Eugen Weidmann no era un santo, ni mucho menos. Era un alemán alto, fuerte y de buena presencia que decidió labrarse una fortuna de manera ilegal. Comenzó atracando a pequeña escala en Saarbrücken –a donde le habían enviado sus padres para protegerle de los bombardeos de Frankfurt durante la Gran Guerra– hasta que a los veinte años (en 1928) fue atrapado y luego condenado a cinco años de cárcel. En ella conoció a otros dos ladrones de poca monta –Roger Million y Jean Blanc– a quienes no les costó convencer para actuar como una banda organizada.
Tras salir del trullo, los tres se mudaron a Francia, instalándose en la casa de campo de un tío de Jean. Allí convienen que la mejor forma para hacerse de oro sería robar a cualquier precio a los incautos turistas que cada año atestaban el país galo.
La primera víctima de la banda de Weidmann fue una bailarina norteamericana llamada Jean de Koven, que se enamoró del alemán y cayó en su trampa. Antes de ser drogada, estrangulada y luego enterrada, llegó a escribir una carta a su mejor amiga que decía: “He conocido a un alemán alto, guapo e inteligente que se llama Sigfrido. ¿Me tocará otro papel wagneriano? ¿Quién sabe? Mañana voy a visitar su casa de campo, que está muy cerca de la mansión que Napoleón le regaló a Josefina”. Tenía 22 años.
A Weidmann le debió gustar la sensación de matar. No tardó mucho en contratar los servicios de un chófer –Joseph Couffy– a quien pidió que le llevara a un pueblo de la Riviera francesa. Allí le mató de un disparo con su arma favorita y se quedó con su coche. La banda también se cargó a la enfermera Janine Keller, a quien engañaron con una falsa oferta de trabajo y al productor Roger LeBlond. Tampoco le importaba a los forajidos acabar con la vida de viejos amigos como Fritz Frommer, un ex presidiario con el que coincidieron en Saarbrücken y que, como judío que era, se había exiliado de la Alemania nazi. Le mataron para robarle sus magras pertenencias después de inventarse que estaban organizando un movimiento de exiliados para dar un golpe de estado en su país.

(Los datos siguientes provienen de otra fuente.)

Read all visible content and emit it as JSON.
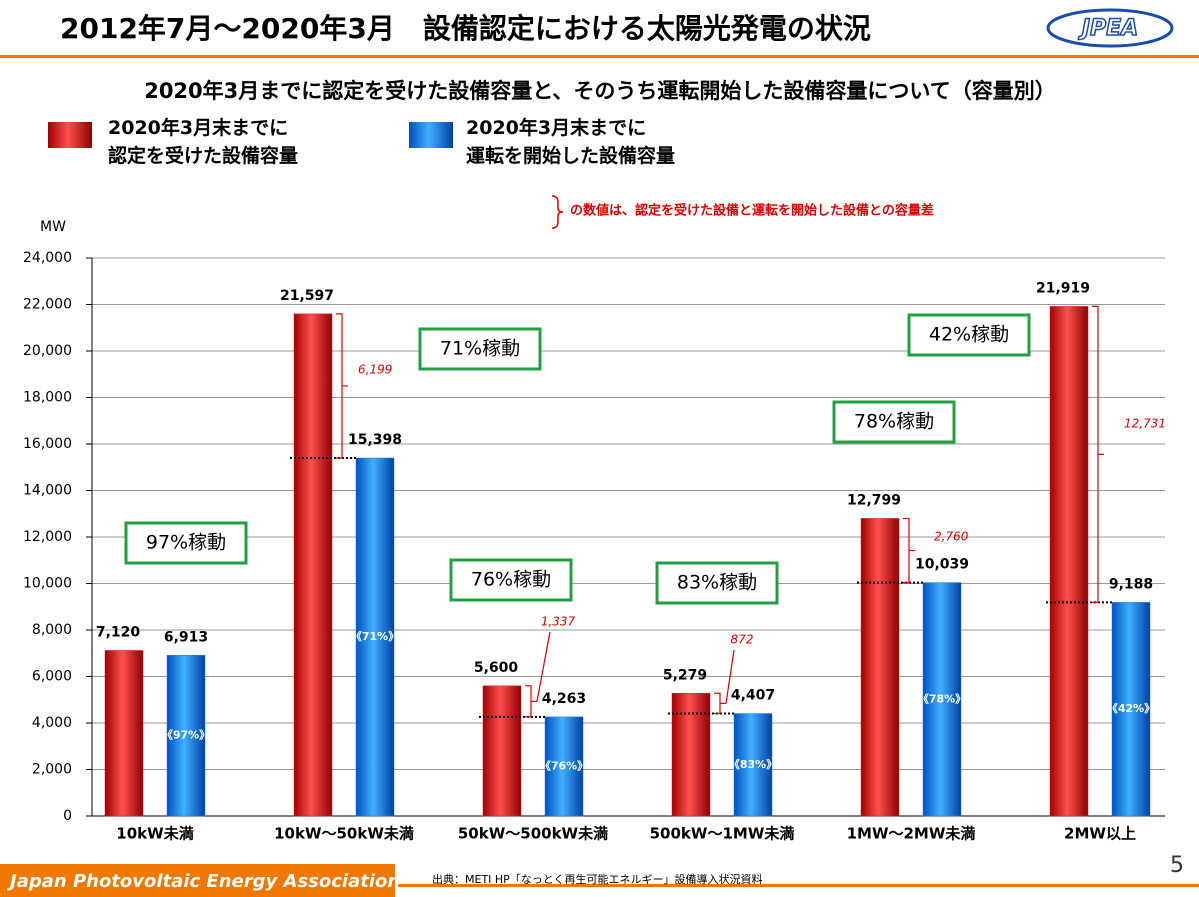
{
  "header": {
    "title": "2012年7月～2020年3月　設備認定における太陽光発電の状況",
    "logo": "JPEA"
  },
  "chart_data": {
    "type": "bar",
    "title": "2020年3月までに認定を受けた設備容量と、そのうち運転開始した設備容量について（容量別）",
    "y_label": "MW",
    "note": "の数値は、認定を受けた設備と運転を開始した設備との容量差",
    "categories": [
      "10kW未満",
      "10kW～50kW未満",
      "50kW～500kW未満",
      "500kW～1MW未満",
      "1MW～2MW未満",
      "2MW以上"
    ],
    "series": [
      {
        "name": "2020年3月末までに\n認定を受けた設備容量",
        "color": "#e02020",
        "values": [
          7120,
          21597,
          5600,
          5279,
          12799,
          21919
        ],
        "value_labels": [
          "7,120",
          "21,597",
          "5,600",
          "5,279",
          "12,799",
          "21,919"
        ]
      },
      {
        "name": "2020年3月末までに\n運転を開始した設備容量",
        "color": "#1a7fe8",
        "values": [
          6913,
          15398,
          4263,
          4407,
          10039,
          9188
        ],
        "value_labels": [
          "6,913",
          "15,398",
          "4,263",
          "4,407",
          "10,039",
          "9,188"
        ],
        "inner_labels": [
          "《97%》",
          "《71%》",
          "《76%》",
          "《83%》",
          "《78%》",
          "《42%》"
        ]
      }
    ],
    "differences": [
      null,
      6199,
      1337,
      872,
      2760,
      12731
    ],
    "difference_labels": [
      null,
      "6,199",
      "1,337",
      "872",
      "2,760",
      "12,731"
    ],
    "ratio_labels": [
      "97%稼動",
      "71%稼動",
      "76%稼動",
      "83%稼動",
      "78%稼動",
      "42%稼動"
    ],
    "ylim": [
      0,
      24000
    ],
    "yticks": [
      0,
      {
        "value": 2000,
        "label": "2,000"
      },
      {
        "value": 4000,
        "label": "4,000"
      },
      {
        "value": 6000,
        "label": "6,000"
      },
      {
        "value": 8000,
        "label": "8,000"
      },
      {
        "value": 10000,
        "label": "10,000"
      },
      {
        "value": 12000,
        "label": "12,000"
      },
      {
        "value": 14000,
        "label": "14,000"
      },
      {
        "value": 16000,
        "label": "16,000"
      },
      {
        "value": 18000,
        "label": "18,000"
      },
      {
        "value": 20000,
        "label": "20,000"
      },
      {
        "value": 22000,
        "label": "22,000"
      },
      {
        "value": 24000,
        "label": "24,000"
      }
    ],
    "grid": true
  },
  "footer": {
    "organization": "Japan Photovoltaic Energy Association",
    "source": "出典：METI HP「なっとく再生可能エネルギー」設備導入状況資料",
    "page": "5"
  }
}
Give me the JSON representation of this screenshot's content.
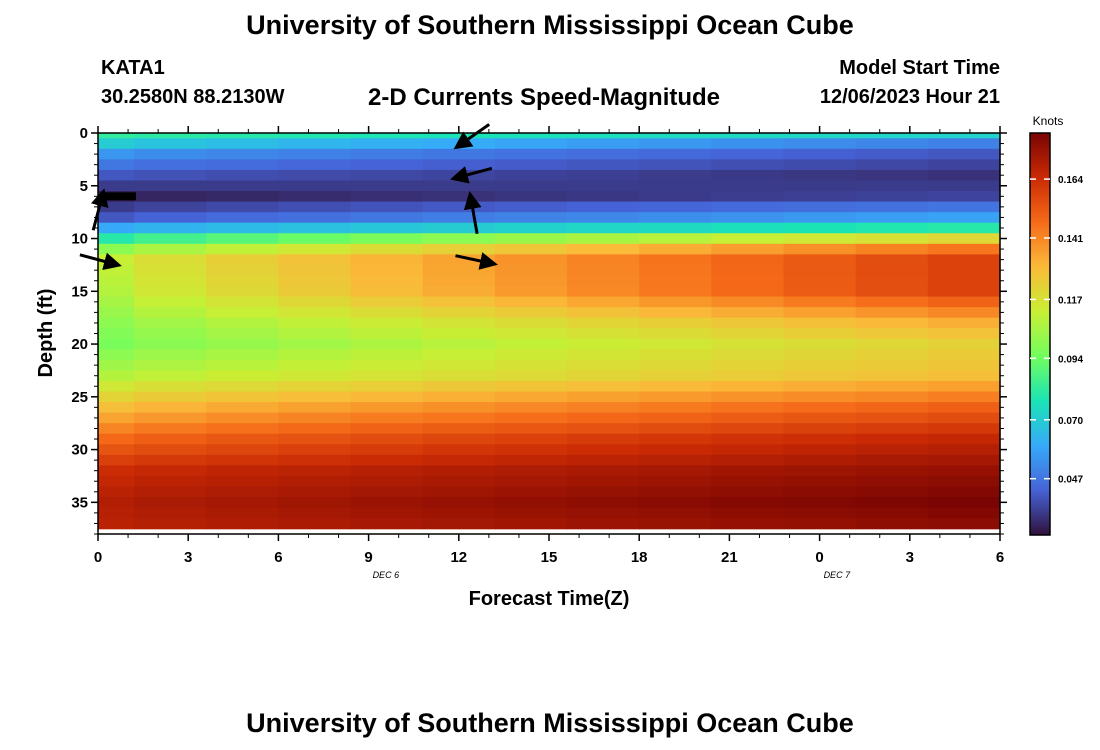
{
  "header": {
    "title": "University of Southern Mississippi Ocean Cube",
    "station": "KATA1",
    "coords": "30.2580N  88.2130W",
    "subtitle": "2-D Currents Speed-Magnitude",
    "model_start_label": "Model Start Time",
    "model_start_value": "12/06/2023 Hour 21"
  },
  "footer": {
    "title": "University of Southern Mississippi Ocean Cube"
  },
  "colors": {
    "stops": [
      "#30123b",
      "#4662d7",
      "#36aaf9",
      "#1ae4b6",
      "#72fe5e",
      "#c8ef34",
      "#faba39",
      "#f66b19",
      "#ca2a04",
      "#7a0403"
    ]
  },
  "chart_data": {
    "type": "heatmap",
    "title": "2-D Currents Speed-Magnitude",
    "xlabel": "Forecast Time(Z)",
    "ylabel": "Depth (ft)",
    "x_tick_labels": [
      "0",
      "3",
      "6",
      "9",
      "12",
      "15",
      "18",
      "21",
      "0",
      "3",
      "6"
    ],
    "date_labels": [
      {
        "text": "DEC 6",
        "at_hours": 15
      },
      {
        "text": "DEC 7",
        "at_hours": 33
      }
    ],
    "y_tick_labels": [
      "0",
      "5",
      "10",
      "15",
      "20",
      "25",
      "30",
      "35"
    ],
    "x_range_hours": [
      0,
      36
    ],
    "y_range_ft": [
      0,
      38
    ],
    "colorbar": {
      "label": "Knots",
      "ticks": [
        "0.164",
        "0.141",
        "0.117",
        "0.094",
        "0.070",
        "0.047"
      ],
      "range": [
        0.025,
        0.182
      ]
    },
    "time_columns_hours": [
      0,
      3,
      6,
      9,
      12,
      15,
      18,
      21,
      24,
      27,
      30,
      33,
      36
    ],
    "depth_rows_ft": [
      0,
      1,
      2,
      3,
      4,
      5,
      6,
      7,
      8,
      9,
      10,
      11,
      12,
      13,
      14,
      15,
      16,
      17,
      18,
      19,
      20,
      21,
      22,
      23,
      24,
      25,
      26,
      27,
      28,
      29,
      30,
      31,
      32,
      33,
      34,
      35,
      36,
      37
    ],
    "depth_profiles": [
      {
        "depth_ft": 0,
        "speed_start": 0.082,
        "speed_end": 0.072
      },
      {
        "depth_ft": 1,
        "speed_start": 0.07,
        "speed_end": 0.05
      },
      {
        "depth_ft": 2,
        "speed_start": 0.055,
        "speed_end": 0.04
      },
      {
        "depth_ft": 4,
        "speed_start": 0.04,
        "speed_end": 0.032
      },
      {
        "depth_ft": 6,
        "speed_start": 0.028,
        "speed_end": 0.036
      },
      {
        "depth_ft": 8,
        "speed_start": 0.04,
        "speed_end": 0.058
      },
      {
        "depth_ft": 9,
        "speed_start": 0.06,
        "speed_end": 0.08
      },
      {
        "depth_ft": 10,
        "speed_start": 0.08,
        "speed_end": 0.12
      },
      {
        "depth_ft": 11,
        "speed_start": 0.1,
        "speed_end": 0.145
      },
      {
        "depth_ft": 12,
        "speed_start": 0.112,
        "speed_end": 0.158
      },
      {
        "depth_ft": 15,
        "speed_start": 0.108,
        "speed_end": 0.158
      },
      {
        "depth_ft": 18,
        "speed_start": 0.1,
        "speed_end": 0.132
      },
      {
        "depth_ft": 20,
        "speed_start": 0.096,
        "speed_end": 0.122
      },
      {
        "depth_ft": 23,
        "speed_start": 0.108,
        "speed_end": 0.128
      },
      {
        "depth_ft": 26,
        "speed_start": 0.128,
        "speed_end": 0.15
      },
      {
        "depth_ft": 29,
        "speed_start": 0.148,
        "speed_end": 0.166
      },
      {
        "depth_ft": 32,
        "speed_start": 0.164,
        "speed_end": 0.176
      },
      {
        "depth_ft": 35,
        "speed_start": 0.17,
        "speed_end": 0.182
      },
      {
        "depth_ft": 37,
        "speed_start": 0.168,
        "speed_end": 0.178
      }
    ],
    "vectors": [
      {
        "hours": 15.0,
        "depth_ft": 0.2,
        "angle_deg": 215,
        "length": 0.55
      },
      {
        "hours": 15.0,
        "depth_ft": 3.8,
        "angle_deg": 195,
        "length": 0.55
      },
      {
        "hours": 15.0,
        "depth_ft": 7.8,
        "angle_deg": 100,
        "length": 0.55
      },
      {
        "hours": 0.0,
        "depth_ft": 7.5,
        "angle_deg": 75,
        "length": 0.55
      },
      {
        "hours": 0.0,
        "depth_ft": 12.0,
        "angle_deg": -15,
        "length": 0.55
      },
      {
        "hours": 15.0,
        "depth_ft": 12.0,
        "angle_deg": -12,
        "length": 0.55
      }
    ]
  }
}
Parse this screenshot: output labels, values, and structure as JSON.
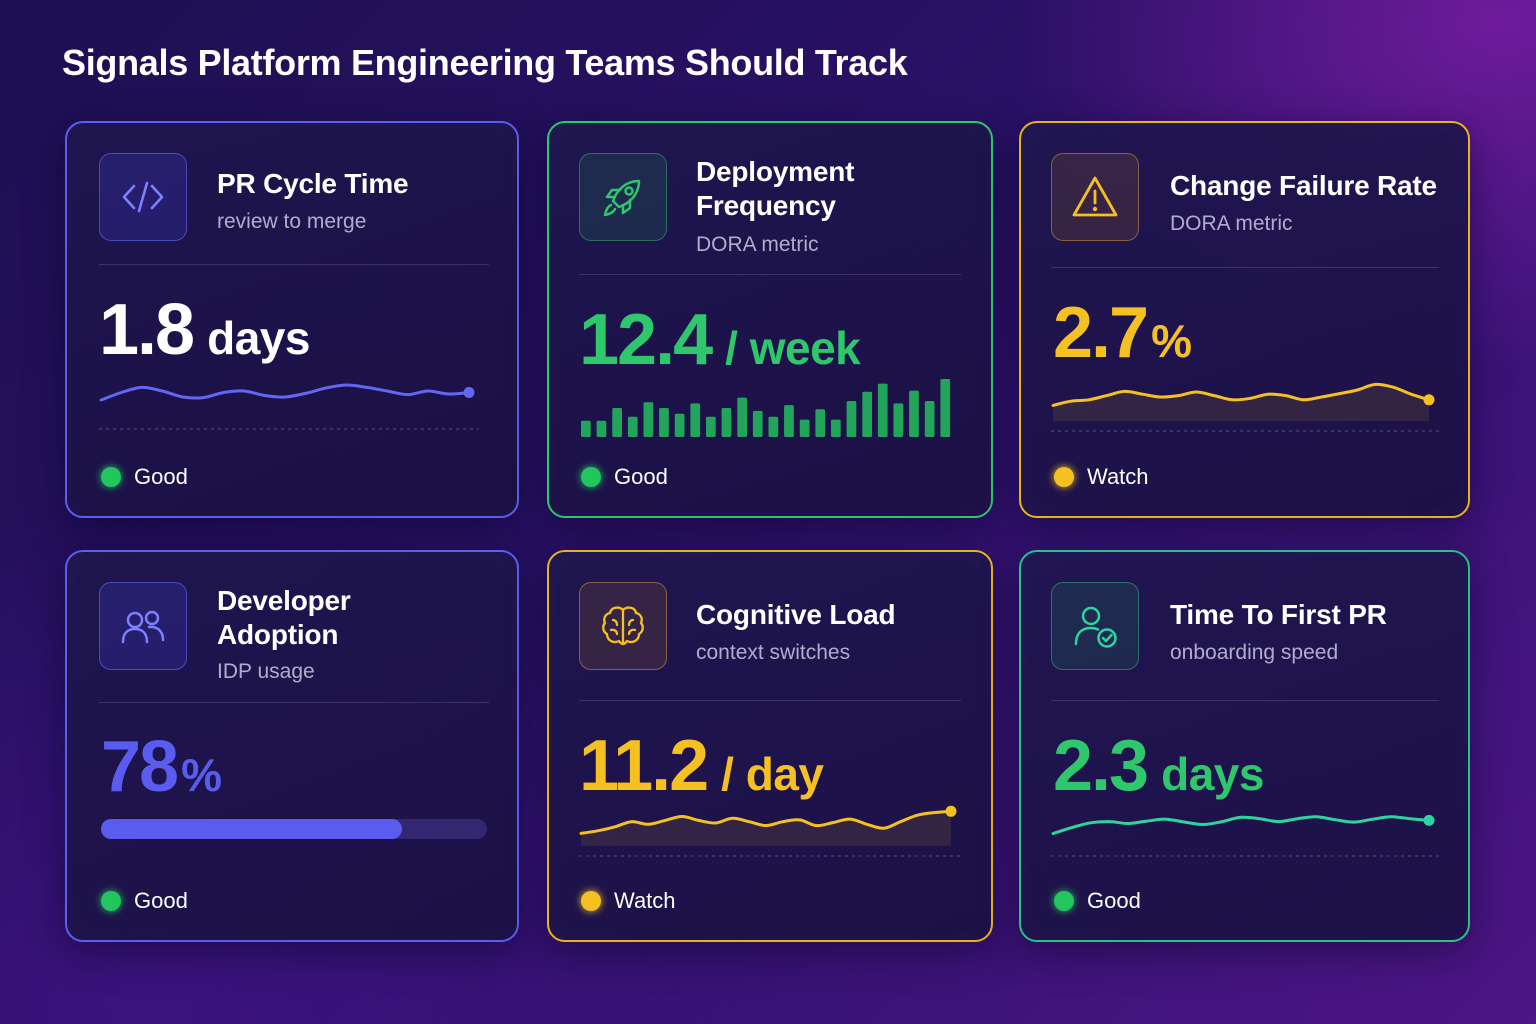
{
  "page": {
    "title": "Signals Platform Engineering Teams Should Track"
  },
  "colors": {
    "purple": "#6366f1",
    "green": "#22c55e",
    "yellow": "#f5c022",
    "teal": "#2dd4a0"
  },
  "cards": [
    {
      "id": "pr-cycle-time",
      "icon": "code-icon",
      "title": "PR Cycle Time",
      "subtitle": "review to merge",
      "value": "1.8",
      "unit": "days",
      "status": "Good",
      "trend": [
        0.3,
        0.55,
        0.72,
        0.6,
        0.4,
        0.38,
        0.55,
        0.6,
        0.45,
        0.4,
        0.52,
        0.7,
        0.8,
        0.72,
        0.6,
        0.48,
        0.6,
        0.5,
        0.55
      ]
    },
    {
      "id": "deployment-frequency",
      "icon": "rocket-icon",
      "title": "Deployment Frequency",
      "subtitle": "DORA metric",
      "value": "12.4",
      "unit": "/ week",
      "status": "Good",
      "bars": [
        0.28,
        0.28,
        0.5,
        0.35,
        0.6,
        0.5,
        0.4,
        0.58,
        0.35,
        0.5,
        0.68,
        0.45,
        0.35,
        0.55,
        0.3,
        0.48,
        0.3,
        0.62,
        0.78,
        0.92,
        0.58,
        0.8,
        0.62,
        1.0
      ]
    },
    {
      "id": "change-failure-rate",
      "icon": "warning-icon",
      "title": "Change Failure Rate",
      "subtitle": "DORA metric",
      "value": "2.7",
      "unit": "%",
      "status": "Watch",
      "trend": [
        0.2,
        0.35,
        0.4,
        0.55,
        0.7,
        0.6,
        0.5,
        0.55,
        0.68,
        0.55,
        0.4,
        0.45,
        0.6,
        0.55,
        0.4,
        0.5,
        0.62,
        0.75,
        0.95,
        0.85,
        0.6,
        0.4
      ]
    },
    {
      "id": "developer-adoption",
      "icon": "users-icon",
      "title": "Developer Adoption",
      "subtitle": "IDP usage",
      "value": "78",
      "unit": "%",
      "status": "Good",
      "progress": 0.78
    },
    {
      "id": "cognitive-load",
      "icon": "brain-icon",
      "title": "Cognitive Load",
      "subtitle": "context switches",
      "value": "11.2",
      "unit": "/ day",
      "status": "Watch",
      "trend": [
        0.1,
        0.2,
        0.35,
        0.55,
        0.45,
        0.6,
        0.75,
        0.6,
        0.5,
        0.68,
        0.55,
        0.4,
        0.55,
        0.62,
        0.4,
        0.52,
        0.65,
        0.45,
        0.3,
        0.55,
        0.8,
        0.9,
        0.95
      ]
    },
    {
      "id": "time-to-first-pr",
      "icon": "user-check-icon",
      "title": "Time To First PR",
      "subtitle": "onboarding speed",
      "value": "2.3",
      "unit": "days",
      "status": "Good",
      "trend": [
        0.1,
        0.35,
        0.55,
        0.6,
        0.52,
        0.62,
        0.7,
        0.58,
        0.48,
        0.6,
        0.78,
        0.72,
        0.6,
        0.72,
        0.8,
        0.68,
        0.58,
        0.7,
        0.8,
        0.72,
        0.65
      ]
    }
  ]
}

Su gran error se produjo al asesinar al agente inmobiliario Raymond Lesobre. Éste solía tomar muchos detalles de sus potenciales clientes –como tal se hizo pasar Weidmann para matarle y robarle sin más miramientos una vez tuvieron confianza-. Esos datos sirvieron a la policía para localizar la mansión de los criminales. Una vez en ella, Weidmann les invitó a pasar para dispararles luego, pero erró sus tiros y los agentes le redujeron sin tener que usar sus armas.
Durante su estancia en la cárcel de Versalles cooperó con la policía, pero dijo no arrepentirse de ninguno de sus actos, salvo el de la muerte de Jean de Koven (algo de humanidad debía quedarle a Eugen). El juicio superó en Francia en popularidad al del célebre Landrú (el de la canción “Landrú mató a una vieja”) y terminó con la sentencia a la muerte por decapitación en guillotina de Weidmann, la perpetua para Roger Million y diez meses de cárcel para Jean Blanc.
Tras fracasar las tres apelaciones planteadas por los abogados de Weidmann, el 17 de junio de 1939 Eugen Weidmann fue guillotinado públicamente en el exterior de la cárcel de Versalles.
Y dirán, ¿qué pinta Saruman en todo esto? Pues resulta que el actor sir Christopher Lee, que entonces tenía 17 años, se encontraba en París visitando a su amiga periodista Webb Miller y justo ese día de junio se encontraba entre los pocos testigos de esa horrible forma de ejecución. Tanta fue la conmoción que causó la terrible muerte por separación de la cabeza del tronco de Weidmann que el presidente de la República francesa Albert Lebrun prohibió que esta pena capital se llevase a cabo en público (en ‘privado’ se siguió ejecutando a guillotinazos en Francia hasta 1977 y se abolió en 1981)
Así fue como el hombre que dio vida (entre otras muchas grandes interpretaciones) al malvado Saruman de El Señor de los Anillos se convirtió en uno de los últimos seres vivos que vio como guillotinaban a un reo.